There are many people in the world who are giving up on business as a source of transformation and service. This outcome seems to be heightened by the recent financial crisis and growing public disillusionment that has resulted from yet another round of catastrophic ethical breaches in business. In this important book, and based on a three-year study of more than 350 key leaders at about 15 major companies around the world, Kanter challenges this idea. Rather than pessimism, the author contends that the best performing, most agile and innovative companies in the world will be the most progressive and socially responsible. In the author’s own words:
Vanguard companies are ahead of the pack and potentially the wave of the future. The best of the breed aspire to be big but human, efficient but innovative, global but concerned about local communities. The best have business prowess and clout with partners and governments but try to use their power and influence to develop solutions to problems the public cares about.
The book is structured in four parts: The first section deals with the pressing challenges of globalization (and anti-globalization sentiment) that are forcing a change in existing models of business. Vanguard companies — such as Banco Real, Digitas, IBM, Proctor & Gamble, Shinhan Financial Group [LINK ], and Nokia — are successful because they are learning how to respond to four powerful forces:
- Increasing uncertainty and volatility
- Growing complexity
- Need for greater work diversity
- Intensifying pressure for transparency and responsibility
The second and third parts deal with how Vanguard companies align values, strategic priorities, people, and societal needs to achieve business excellence. And in doing so, how this positively influences supply chains, communities and countries in which they operate. The final part looks to the future, addressing some of the challenges that loom and characteristics that will be needed for transformative leadership.

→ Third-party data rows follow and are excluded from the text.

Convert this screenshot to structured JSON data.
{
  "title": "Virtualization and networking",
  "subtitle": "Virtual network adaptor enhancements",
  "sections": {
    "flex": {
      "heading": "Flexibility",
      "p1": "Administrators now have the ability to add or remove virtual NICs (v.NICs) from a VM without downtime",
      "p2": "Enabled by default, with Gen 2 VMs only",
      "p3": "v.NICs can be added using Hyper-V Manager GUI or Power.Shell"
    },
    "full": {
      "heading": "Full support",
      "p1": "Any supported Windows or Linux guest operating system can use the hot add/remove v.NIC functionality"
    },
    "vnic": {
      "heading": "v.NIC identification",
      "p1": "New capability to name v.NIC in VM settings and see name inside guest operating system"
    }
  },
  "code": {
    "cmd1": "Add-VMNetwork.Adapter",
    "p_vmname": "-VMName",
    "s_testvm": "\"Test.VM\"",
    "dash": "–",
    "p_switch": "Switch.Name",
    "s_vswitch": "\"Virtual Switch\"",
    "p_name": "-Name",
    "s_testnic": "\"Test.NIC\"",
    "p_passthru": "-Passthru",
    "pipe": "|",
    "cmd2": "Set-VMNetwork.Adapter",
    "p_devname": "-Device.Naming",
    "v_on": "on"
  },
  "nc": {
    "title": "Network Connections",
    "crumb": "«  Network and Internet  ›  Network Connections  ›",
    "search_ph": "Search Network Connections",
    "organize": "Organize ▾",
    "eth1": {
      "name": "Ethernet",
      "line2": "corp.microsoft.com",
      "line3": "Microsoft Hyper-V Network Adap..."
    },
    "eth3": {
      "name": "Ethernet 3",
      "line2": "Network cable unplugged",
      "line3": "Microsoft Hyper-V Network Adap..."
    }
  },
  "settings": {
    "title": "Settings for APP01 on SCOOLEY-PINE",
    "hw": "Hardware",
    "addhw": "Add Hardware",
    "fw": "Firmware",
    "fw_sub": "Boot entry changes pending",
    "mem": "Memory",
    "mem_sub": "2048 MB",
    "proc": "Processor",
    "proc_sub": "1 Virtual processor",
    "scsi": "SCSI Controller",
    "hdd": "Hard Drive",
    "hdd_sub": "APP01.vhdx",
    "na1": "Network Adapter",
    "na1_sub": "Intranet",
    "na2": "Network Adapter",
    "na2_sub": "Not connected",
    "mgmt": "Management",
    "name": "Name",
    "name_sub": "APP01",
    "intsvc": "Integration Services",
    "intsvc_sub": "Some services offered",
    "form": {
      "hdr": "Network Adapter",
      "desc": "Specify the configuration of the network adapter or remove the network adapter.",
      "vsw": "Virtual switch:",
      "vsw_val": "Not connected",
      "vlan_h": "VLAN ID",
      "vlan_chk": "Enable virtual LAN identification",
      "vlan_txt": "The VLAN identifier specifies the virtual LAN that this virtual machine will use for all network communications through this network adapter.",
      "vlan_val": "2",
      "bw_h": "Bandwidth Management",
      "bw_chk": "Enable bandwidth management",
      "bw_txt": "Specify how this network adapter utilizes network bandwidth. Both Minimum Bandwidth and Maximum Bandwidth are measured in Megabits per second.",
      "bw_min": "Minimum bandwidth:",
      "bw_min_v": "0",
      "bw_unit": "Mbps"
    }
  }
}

There are many things I appreciate about this book. Kanter chronicles interesting stories of diverse companies doing well while serving society. For example, in response to Hurricane Katrina in New Orleans and the surrounding region in 2005, IBM codified innovations for NGOs into a kind of “disaster relief in a box,” which featured an open-source disaster management software. The author also presents a convincing argument for how for-profit business can contribute to human flourishing. Vanguard companies and their leaders see business and technology as a powerful force for making the world a better place. And while addressing unmet social needs with technology, not “charity or hand-me-downs,” they strengthen their own processes of innovation.
There are other helpful insights, especially related to changes in present-day workplaces and changing motivations for work, as well as helpful examples of how Vanguard companies partner with other societal institutions, like NGOs, governments, educational institutions, and the like, to magnifying their impact in the world.
Unfortunately, I found the book to be a bit repetitive and cumbersome. I would only recommend it if you are highly interested in the topics examined and want to stay current with the author’s latest research. I wasn’t convinced that Kanter had truly broken new ground and differentiated her work from insights coming from other streams within business management and education, such as social responsible business, conscious capitalism, and corporate social responsibility movements.